| Type: | Package | 
| Title: | Multiplicity Control using Pooled LIS Statistic | 
| Version: | 1.2 | 
| Date: | 2022-10-01 | 
| Author: | Zhi Wei & Wenguang Sun | 
| Maintainer: | Zhi Wei <zhiwei04@gmail.com> | 
| Description: | A multiple testing procedure for testing several groups of hypotheses is implemented. Linear dependency among the hypotheses within the same group is modeled by using hidden Markov Models. It is noted that a smaller p value does not necessarily imply more significance due to the dependency. A typical application is to analyze genome wide association studies datasets, where SNPs from the same chromosome are treated as a group and exhibit strong linear genomic dependency. See Wei Z, Sun W, Wang K, Hakonarson H (2009) <doi:10.1093/bioinformatics/btp476> for more details. | 
| License: | GPL-3 | 
| Packaged: | 2022-10-01 23:58:59 UTC; xl456 | 
| Repository: | CRAN | 
| Date/Publication: | 2022-10-02 15:40:02 UTC | 
| NeedsCompilation: | no | 
PLIS
Description
PLIS is a multiple testing procedure for testing several groups of hypotheses. Linear dependency is expected from the hypotheses within the same group and is modeled by hidden Markov Models. It is noted that, for PLIS, a smaller p value does not necessarily imply more significance because of dependency among the hypotheses. A typical applicaiton of PLIS is to analyze genome wide association studies datasets, where SNPs from the same chromosome are treated as a group and exhibit strong linear genomic dependency.
Details
| Package: | PLIS | 
| Type: | Package | 
| Version: | 1.0 | 
| Date: | 2012-08-08 | 
| License: | GPL-3 | 
| LazyLoad: | yes | 
main functions: em.hmm & plis
Author(s)
Wei Z, Sun W, Wang K and Hakonarson H
Maintainer: Zhi Wei <zhiwei04@gmail.com>
References
Wei Z, Sun W, Wang K and Hakonarson H, Multiple Testing in Genome-Wide Association Studies via Hidden Markov Models, Bioinformatics, 2009
See Also
p.adjust(), in which the traditional procedures are implemented.
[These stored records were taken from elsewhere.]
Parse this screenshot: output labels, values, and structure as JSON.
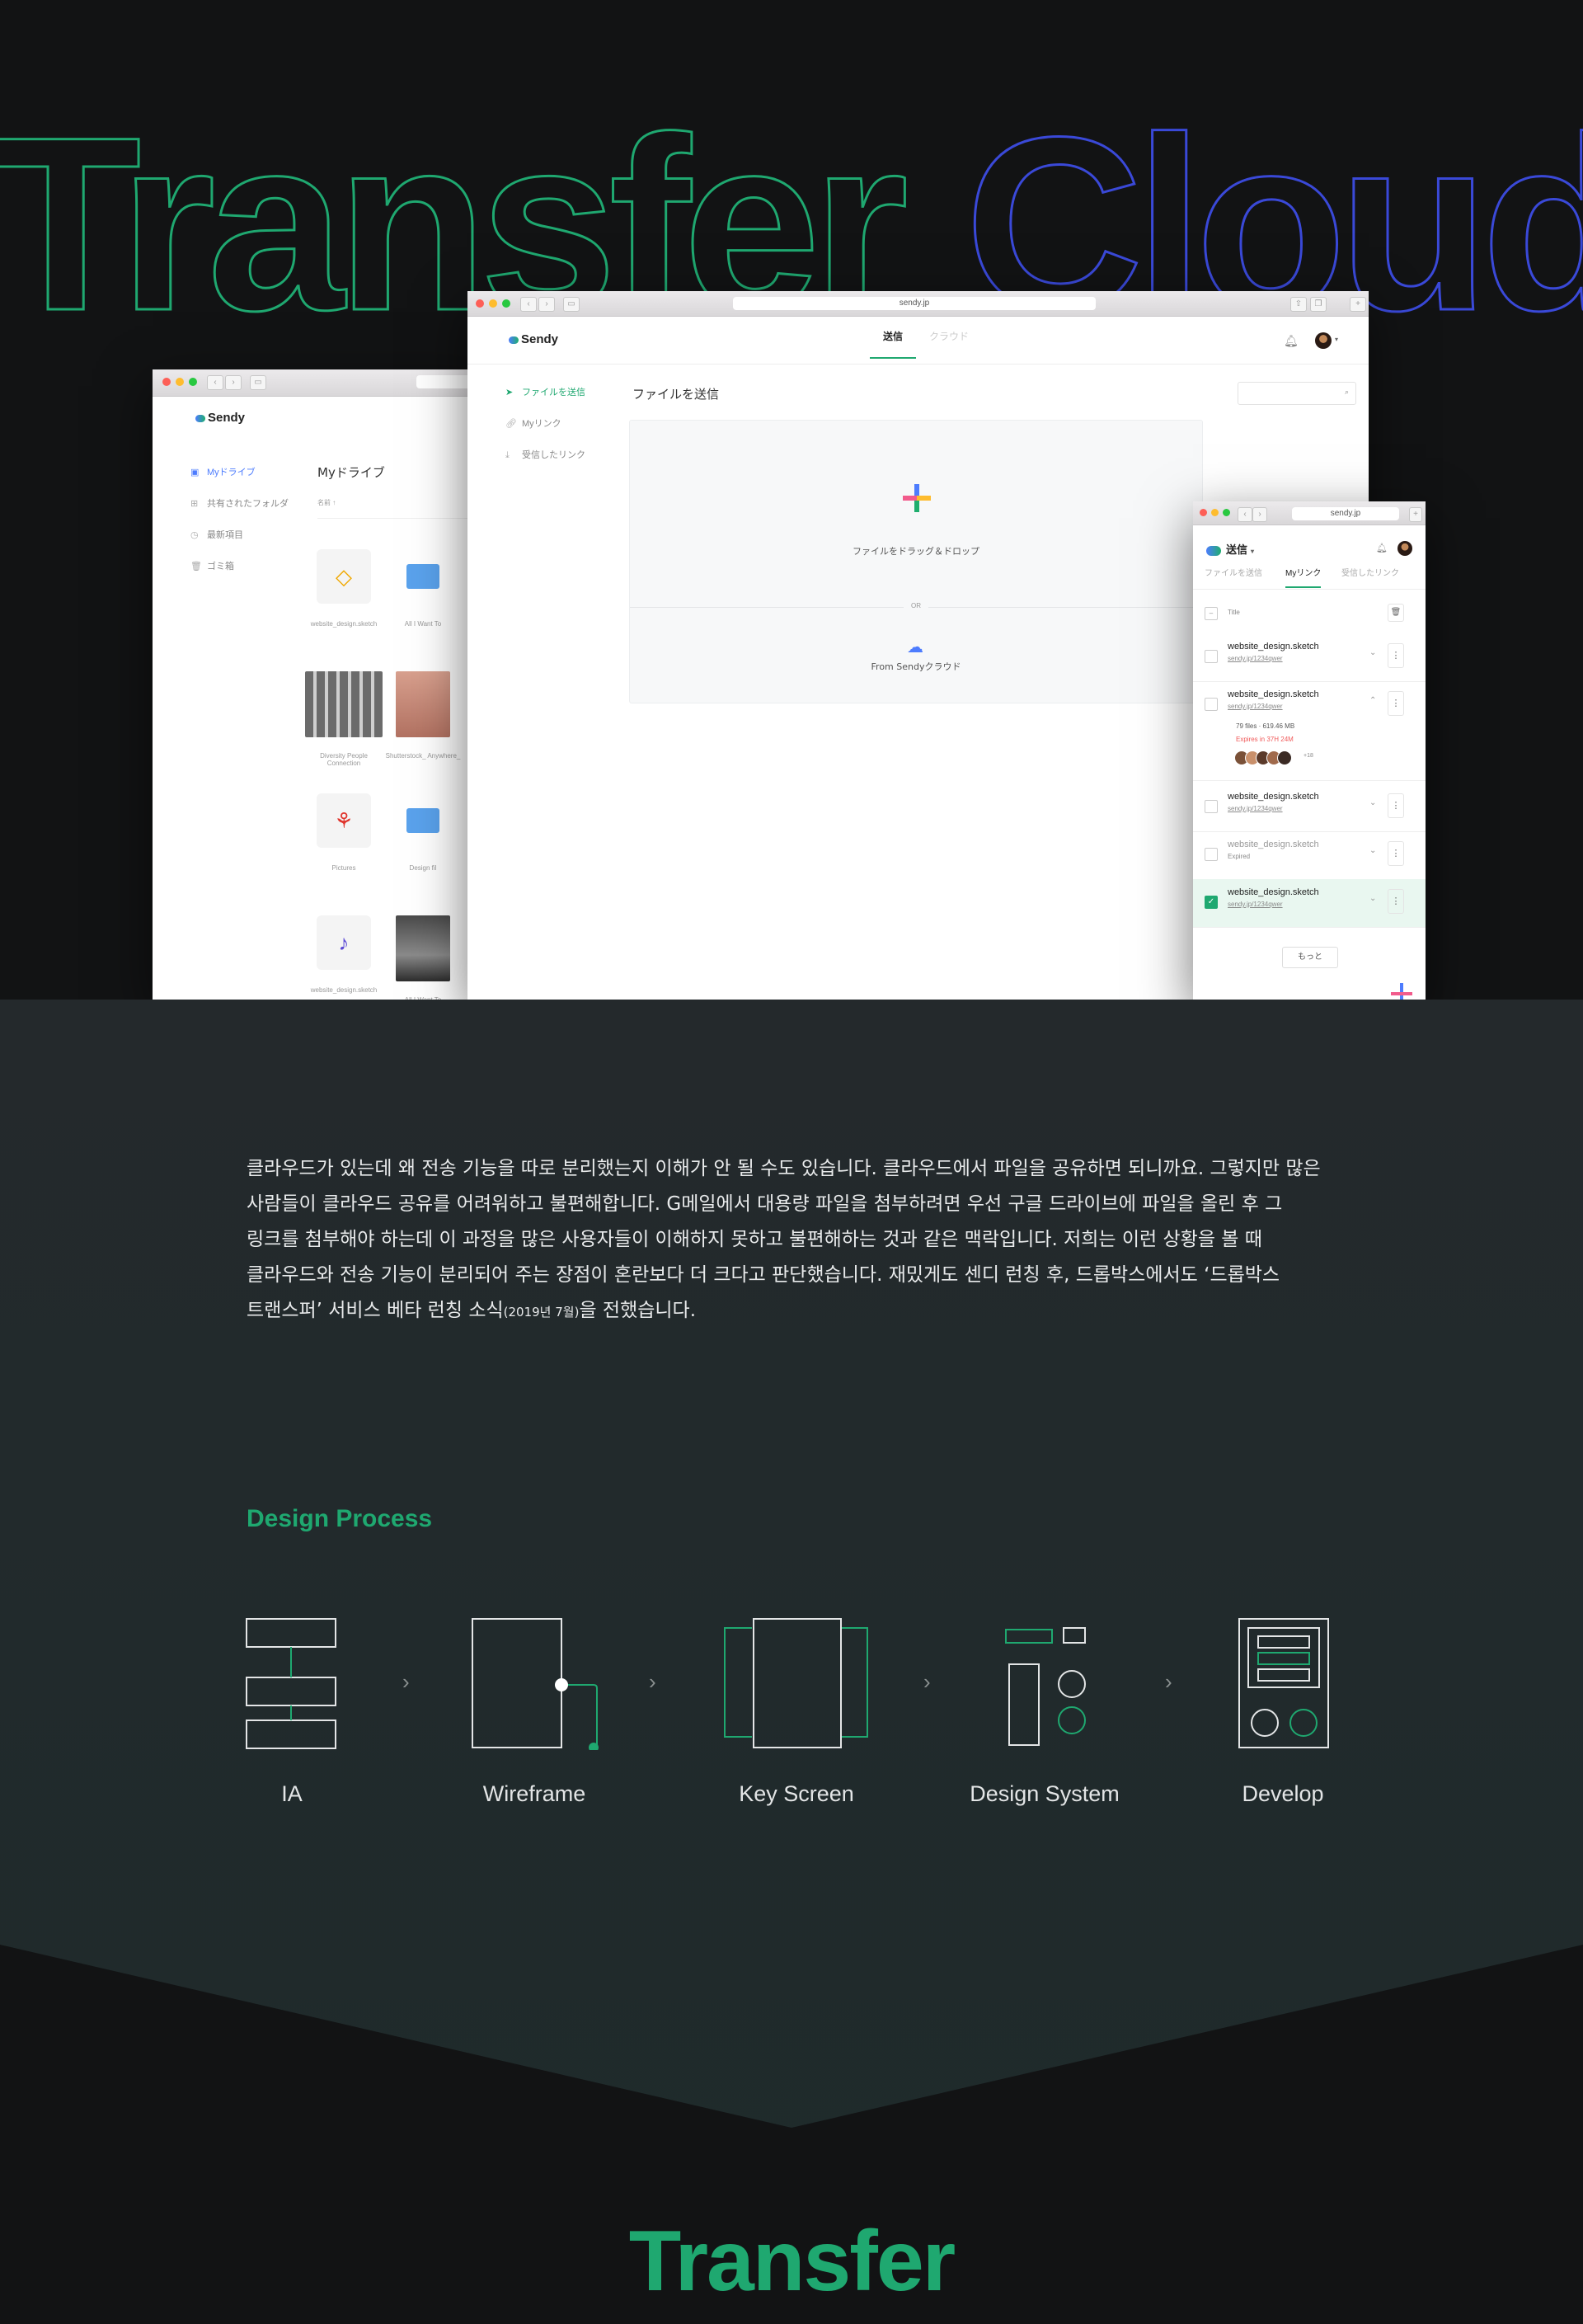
{
  "hero": {
    "title_part1": "Transfer",
    "title_part2": "Cloud",
    "colors": {
      "green": "#1fa870",
      "blue": "#3a49d8"
    }
  },
  "drive_window": {
    "brand": "Sendy",
    "title": "Myドライブ",
    "sort_label": "名前 ↑",
    "sidebar": [
      {
        "label": "Myドライブ",
        "icon": "drive-icon",
        "active": true
      },
      {
        "label": "共有されたフォルダ",
        "icon": "shared-folder-icon"
      },
      {
        "label": "最新項目",
        "icon": "clock-icon"
      },
      {
        "label": "ゴミ箱",
        "icon": "trash-icon"
      }
    ],
    "files": [
      {
        "caption": "website_design.sketch",
        "icon": "sketch-icon"
      },
      {
        "caption": "All I Want To",
        "icon": "folder-icon"
      },
      {
        "caption": "Diversity People Connection",
        "icon": "image-thumb"
      },
      {
        "caption": "Shutterstock_ Anywhere_",
        "icon": "image-thumb"
      },
      {
        "caption": "Pictures",
        "icon": "pdf-icon"
      },
      {
        "caption": "Design fil",
        "icon": "folder-icon"
      },
      {
        "caption": "website_design.sketch",
        "icon": "music-icon"
      },
      {
        "caption": "All I Want To",
        "icon": "image-thumb"
      }
    ]
  },
  "send_window": {
    "url": "sendy.jp",
    "brand": "Sendy",
    "tabs": [
      {
        "label": "送信",
        "active": true
      },
      {
        "label": "クラウド",
        "active": false
      }
    ],
    "sidebar": [
      {
        "label": "ファイルを送信",
        "icon": "send-icon",
        "active": true
      },
      {
        "label": "Myリンク",
        "icon": "link-icon"
      },
      {
        "label": "受信したリンク",
        "icon": "download-icon"
      }
    ],
    "page_title": "ファイルを送信",
    "dropzone_label": "ファイルをドラッグ＆ドロップ",
    "or_label": "OR",
    "cloud_label": "From Sendyクラウド"
  },
  "links_window": {
    "url": "sendy.jp",
    "header_title": "送信",
    "tabs": [
      {
        "label": "ファイルを送信",
        "active": false
      },
      {
        "label": "Myリンク",
        "active": true
      },
      {
        "label": "受信したリンク",
        "active": false
      }
    ],
    "col_title": "Title",
    "rows": [
      {
        "name": "website_design.sketch",
        "link": "sendy.jp/1234qwer",
        "checked": false,
        "expanded": false,
        "muted": false
      },
      {
        "name": "website_design.sketch",
        "link": "sendy.jp/1234qwer",
        "checked": false,
        "expanded": true,
        "muted": false
      },
      {
        "name": "website_design.sketch",
        "link": "sendy.jp/1234qwer",
        "checked": false,
        "expanded": false,
        "muted": false
      },
      {
        "name": "website_design.sketch",
        "link": "Expired",
        "checked": false,
        "expanded": false,
        "muted": true
      },
      {
        "name": "website_design.sketch",
        "link": "sendy.jp/1234qwer",
        "checked": true,
        "expanded": false,
        "muted": false
      }
    ],
    "expanded_info": "79 files · 619.46 MB",
    "expanded_expires": "Expires in 37H 24M",
    "expanded_count": "+18",
    "more_label": "もっと"
  },
  "description": {
    "lines": [
      "클라우드가 있는데 왜 전송 기능을 따로 분리했는지 이해가 안 될 수도 있습니다. 클라우드에서 파일을 공유하면 되니까요. 그렇지만 많은",
      "사람들이 클라우드 공유를 어려워하고 불편해합니다. G메일에서 대용량 파일을 첨부하려면 우선 구글 드라이브에 파일을 올린 후 그",
      "링크를 첨부해야 하는데 이 과정을 많은 사용자들이 이해하지 못하고 불편해하는 것과 같은 맥락입니다. 저희는 이런 상황을 볼 때",
      "클라우드와 전송 기능이 분리되어 주는 장점이 혼란보다 더 크다고 판단했습니다. 재밌게도 센디 런칭 후, 드롭박스에서도 ‘드롭박스",
      "트랜스퍼’ 서비스 베타 런칭 소식",
      "(2019년 7월)",
      "을 전했습니다."
    ]
  },
  "design_process": {
    "title": "Design Process",
    "steps": [
      {
        "label": "IA",
        "icon": "ia-icon"
      },
      {
        "label": "Wireframe",
        "icon": "wireframe-icon"
      },
      {
        "label": "Key Screen",
        "icon": "key-screen-icon"
      },
      {
        "label": "Design System",
        "icon": "design-system-icon"
      },
      {
        "label": "Develop",
        "icon": "develop-icon"
      }
    ],
    "arrow_glyph": "›"
  },
  "bottom_title": "Transfer"
}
The adjustment made by p.adjust will not change the original ranking based on the given p values. However, taking into account dependency, PLIS may generate a ranking different from that by p value.
Sample GWAS Dataset
Description
Sample GWAS Dataset with 400 SNPs from Chromosome 1 and 6 (200 SNPs each).
Usage
data(GWAS.SampleData)Format
A data frame with 400 observations on the following 6 variables.
- CHR
- Chromosome ID 
- SNP
- rs Id 
- BP
- Phisical Position 
- OR
- Odds Ratio 
- CHISQ
- 1 d.f. Chi Square test Statistic 
- P
- P value of 1 d.f. Chi Square test Statistic 
Details
The required values (Odds ratio and P value) can be calculated by using PLINK
References
Supplementary Material of Multiple Testing in Genome-Wide Association Studies via Hidden Markov Models, Bioinformatics, 2009
Examples
data(GWAS.SampleData)
backward and forward inferences
Description
When L>1, calculate values for backward, forward variables, probabilities of hidden states. A supporting function called by em.hmm.
Usage
bwfw.hmm(x, pii, A, pc, f0, f1)
Arguments
| x | the observed Z values | 
| pii | (prob. of being 0, prob. of being 1), the initial state distribution | 
| A | A=(a00 a01\\ a10 a11), transition matrix | 
| pc | (c[1], ..., c[L])–the probability weights in the mixture for each component | 
| f0 | (mu, sigma), the parameters for null distribution | 
| f1 | (mu[1], sigma[1]\\...\\mu[L], sigma[L])–an L by 2 matrix, the parameter set for the non-null distribution | 
Details
calculates values for backward, forward variables, probabilities of hidden states,
–the lfdr variables and etc. 
–using the forward-backward procedure (Rabiner 89) 
–based on a sequence of observations for a given hidden markov model M=(pii, A, f) 
–see Sun and Cai (2009) for a detailed instruction on the coding of this algorithm
Value
| alpha | rescaled backward variables | 
| beta | rescaled forward variables | 
| lfdr | lfdr variables | 
| gamma | probabilities of hidden states | 
| dgamma | rescaled transition variables | 
| omega | rescaled weight variables | 
Author(s)
Wei Z, Sun W, Wang K and Hakonarson H
References
Multiple Testing in Genome-Wide Association Studies via Hidden Markov Models, Bioinformatics, 2009
Large-scale multiple testing under dependence, Sun W and Cai T (2009), JRSSB, 71, 393-424
A Tutorial on Hidden Markov Models and Selected Applications in Speech Recognition, Rabiner L (1989), Procedings of the IEEE, 77, 257-286.
backward and forward inferences
Description
When L=1, calculate values for backward, forward variables, probabilities of hidden states. A supporting function called by em.hmm.
Usage
bwfw1.hmm(x, pii, A, f0, f1)
Arguments
| x | the observed Z values | 
| pii | (prob. of being 0, prob. of being 1), the initial state distribution | 
| A | A=(a00 a01\\a10 a11), transition matrix | 
| f0 | (mu, sigma), the parameters for null distribution | 
| f1 | (mu[1], sigma[1]\\...\\mu[L], sigma[L])–an L by 2 matrix, the parameter set for the non-null distribution | 
Details
calculates values for backward, forward variables, probabilities of hidden states,
–the lfdr variables and etc. 
–using the forward-backward procedure (Rabiner 89) 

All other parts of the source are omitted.